France will increase its Financial Transaction Tax in an attempt to halt the decline of its official development assistance budget, which has been cut each year since 2012. EURACTIV France reports.
Members of the French parliament on Thursday (20 October) voted to strengthen the Financial Transaction Tax (FTT), which has been in place since 2013. The rate will be raised from 0.2% to 0.3% and the tax base extended to cover day trading activities (a speculative form of trading where shares are bought and sold on the same day).
Adopted as part of the parliament’s examination of the 2017 budget, these measures will significantly boost the revenue generated by the tax and reverse the decline of the aid budget. French aid fell from 0.46% of gross national income (GNI) in 2011 to 0.37% on 2015. The international target is 0.7% of GNI.
In real terms, Paris has cut around €800 million from its international solidarity spending since 2012, part of a broader pattern of spending cuts imposed on the French public purse.
But MPs finally decided to force the government’s hand to obtain a meaningful increase to the budget to give them the means to cover the president’s promises.
President François Hollande pledged a €4 billion increase in official development assistance (ODA) by 2020, half of which would be dedicated to climate action. But the extra funds have yet to materialise.
Several levers for action
NGOs have estimated that the rate increase and the broadening of the tax base will generate an extra €4.5bn per year. In 2015, the tax brought in around €1bn, half of which was allocated to the development assistance budget.
A proposal to spend 25% of the revenue from this new and improved FTT on aid has already passed the committee stage. If it is adopted in the French parliament’s plenary, it could increase the tax’s contribution to the ODA budget from €500m to €1.125bn.
And it may even place France back on track towards meeting its international commitments.
“These sums could allow France to keep its international promises on the fight against poverty and climate change, if they really are allocated to international solidarity efforts,” said Sandra Lhote Fernandes from Oxfam France.
The strengthened FTT adopted by MPs is something of a defeat for the socialist government. Michel Sapin, France’s minister of economy and finance, and Christian Eckert, the secretary of state for the budget, opposed the taxation of day trading, but supported the rate increase from 0.2% to 0.3%.

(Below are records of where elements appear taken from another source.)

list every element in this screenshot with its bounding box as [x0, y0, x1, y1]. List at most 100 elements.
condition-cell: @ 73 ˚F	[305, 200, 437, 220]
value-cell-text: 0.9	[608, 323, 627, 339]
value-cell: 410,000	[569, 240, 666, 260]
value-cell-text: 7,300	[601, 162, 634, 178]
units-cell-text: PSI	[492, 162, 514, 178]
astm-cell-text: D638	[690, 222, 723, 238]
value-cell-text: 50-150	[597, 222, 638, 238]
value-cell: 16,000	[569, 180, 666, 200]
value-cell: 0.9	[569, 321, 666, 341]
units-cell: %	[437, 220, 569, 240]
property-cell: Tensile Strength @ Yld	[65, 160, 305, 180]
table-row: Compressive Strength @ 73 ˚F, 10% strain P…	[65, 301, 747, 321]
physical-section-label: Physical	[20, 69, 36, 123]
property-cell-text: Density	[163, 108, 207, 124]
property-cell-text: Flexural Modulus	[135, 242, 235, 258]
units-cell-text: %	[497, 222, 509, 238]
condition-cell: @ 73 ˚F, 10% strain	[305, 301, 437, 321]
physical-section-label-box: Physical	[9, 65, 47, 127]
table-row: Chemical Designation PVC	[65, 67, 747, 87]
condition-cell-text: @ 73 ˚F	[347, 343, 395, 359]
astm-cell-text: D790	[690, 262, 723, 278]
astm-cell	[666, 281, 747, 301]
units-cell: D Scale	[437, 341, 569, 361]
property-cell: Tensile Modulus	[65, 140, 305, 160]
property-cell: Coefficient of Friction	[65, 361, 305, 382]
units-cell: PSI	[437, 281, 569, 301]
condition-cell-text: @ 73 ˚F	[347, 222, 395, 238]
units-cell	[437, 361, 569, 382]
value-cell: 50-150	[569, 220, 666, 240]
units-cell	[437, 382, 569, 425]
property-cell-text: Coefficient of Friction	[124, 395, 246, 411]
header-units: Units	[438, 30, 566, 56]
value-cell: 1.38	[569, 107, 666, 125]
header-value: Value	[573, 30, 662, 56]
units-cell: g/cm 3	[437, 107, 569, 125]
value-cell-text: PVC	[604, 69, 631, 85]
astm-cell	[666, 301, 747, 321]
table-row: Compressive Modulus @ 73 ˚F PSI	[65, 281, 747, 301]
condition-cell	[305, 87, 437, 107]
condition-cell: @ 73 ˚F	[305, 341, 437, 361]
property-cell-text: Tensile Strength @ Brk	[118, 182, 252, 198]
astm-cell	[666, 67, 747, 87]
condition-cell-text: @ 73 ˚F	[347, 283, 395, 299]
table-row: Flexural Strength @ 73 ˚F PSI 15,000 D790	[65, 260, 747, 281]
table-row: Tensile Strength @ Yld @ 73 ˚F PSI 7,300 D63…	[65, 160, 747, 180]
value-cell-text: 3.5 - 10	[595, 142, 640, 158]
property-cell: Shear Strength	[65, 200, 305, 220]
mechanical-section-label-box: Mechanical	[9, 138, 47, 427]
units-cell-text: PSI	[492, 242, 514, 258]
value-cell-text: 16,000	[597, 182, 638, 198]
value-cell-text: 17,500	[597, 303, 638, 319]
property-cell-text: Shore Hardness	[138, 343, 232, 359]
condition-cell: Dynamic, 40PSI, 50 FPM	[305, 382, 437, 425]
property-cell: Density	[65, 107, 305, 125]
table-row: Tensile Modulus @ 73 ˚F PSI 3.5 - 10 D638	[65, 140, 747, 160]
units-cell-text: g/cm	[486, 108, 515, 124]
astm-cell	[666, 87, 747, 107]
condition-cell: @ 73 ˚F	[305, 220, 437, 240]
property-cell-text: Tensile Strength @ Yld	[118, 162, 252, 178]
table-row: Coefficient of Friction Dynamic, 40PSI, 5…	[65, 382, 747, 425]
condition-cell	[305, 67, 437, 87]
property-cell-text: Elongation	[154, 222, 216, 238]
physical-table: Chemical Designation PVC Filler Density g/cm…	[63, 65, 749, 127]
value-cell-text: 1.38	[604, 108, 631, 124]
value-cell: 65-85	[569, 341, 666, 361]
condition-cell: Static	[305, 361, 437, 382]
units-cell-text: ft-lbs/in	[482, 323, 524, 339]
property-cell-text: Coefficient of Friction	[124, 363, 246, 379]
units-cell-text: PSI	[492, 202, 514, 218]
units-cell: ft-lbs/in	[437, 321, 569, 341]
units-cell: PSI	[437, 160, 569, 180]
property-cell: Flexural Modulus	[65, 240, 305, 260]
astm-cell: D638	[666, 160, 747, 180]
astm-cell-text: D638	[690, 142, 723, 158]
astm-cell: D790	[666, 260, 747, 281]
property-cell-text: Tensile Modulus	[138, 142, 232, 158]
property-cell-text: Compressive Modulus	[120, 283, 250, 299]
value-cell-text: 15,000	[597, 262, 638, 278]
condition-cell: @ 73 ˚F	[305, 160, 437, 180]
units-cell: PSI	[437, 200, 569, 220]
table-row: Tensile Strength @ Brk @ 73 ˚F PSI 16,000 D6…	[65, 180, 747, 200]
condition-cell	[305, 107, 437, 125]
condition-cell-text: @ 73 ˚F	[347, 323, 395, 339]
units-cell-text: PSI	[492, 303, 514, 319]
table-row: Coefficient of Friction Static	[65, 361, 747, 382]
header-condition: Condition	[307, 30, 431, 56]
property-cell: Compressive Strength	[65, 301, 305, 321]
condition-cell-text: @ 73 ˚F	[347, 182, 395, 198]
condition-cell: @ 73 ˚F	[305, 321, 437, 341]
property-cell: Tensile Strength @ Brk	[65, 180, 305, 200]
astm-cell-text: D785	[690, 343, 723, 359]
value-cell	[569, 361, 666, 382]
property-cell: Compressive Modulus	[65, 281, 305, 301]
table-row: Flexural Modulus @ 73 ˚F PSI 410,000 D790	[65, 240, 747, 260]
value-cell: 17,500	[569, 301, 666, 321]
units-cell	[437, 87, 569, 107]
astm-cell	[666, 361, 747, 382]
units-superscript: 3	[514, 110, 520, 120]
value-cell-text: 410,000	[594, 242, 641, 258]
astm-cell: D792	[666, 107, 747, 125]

MPs had initially proposed an increase to 0.5%.
“Our follow-up to the parliamentary debate will confirm our commitment to making a meaningful international solidarity effort and we will be watching closely. Our experience over recent years has shown us that the government can go back on its promises at any moment,” said Pouria Amirshahi, a Socialist MP.
“This debate is not over and we call on members of parliament to stay vigilant. We also ask the government to respect the will of our national representatives and establish an ambitious and responsible FTT,” said Friederike Röder, the director of ONE France.
The French government has always argued that day trading should only have been covered by the FTT once the European version of the tax was up and running, for fear of diminishing Paris’ attractiveness as a financial centre.
The subject is all the more sensitive this year after the Brexit referendum, as the French capital hopes to seduce London’s bankers.
MPs last year voted to include day trading in the FTT, but the move was blocked by the French Constitutional Council.
This year, the argument that France should wait for the implementation of the European-level tax before strengthening its own FTT, appears to have reached the end of the line. After negotiating on the project since 2011, the ten European countries involved have only just reached an agreement. But the tax will not be implemented before 2018 or 2019.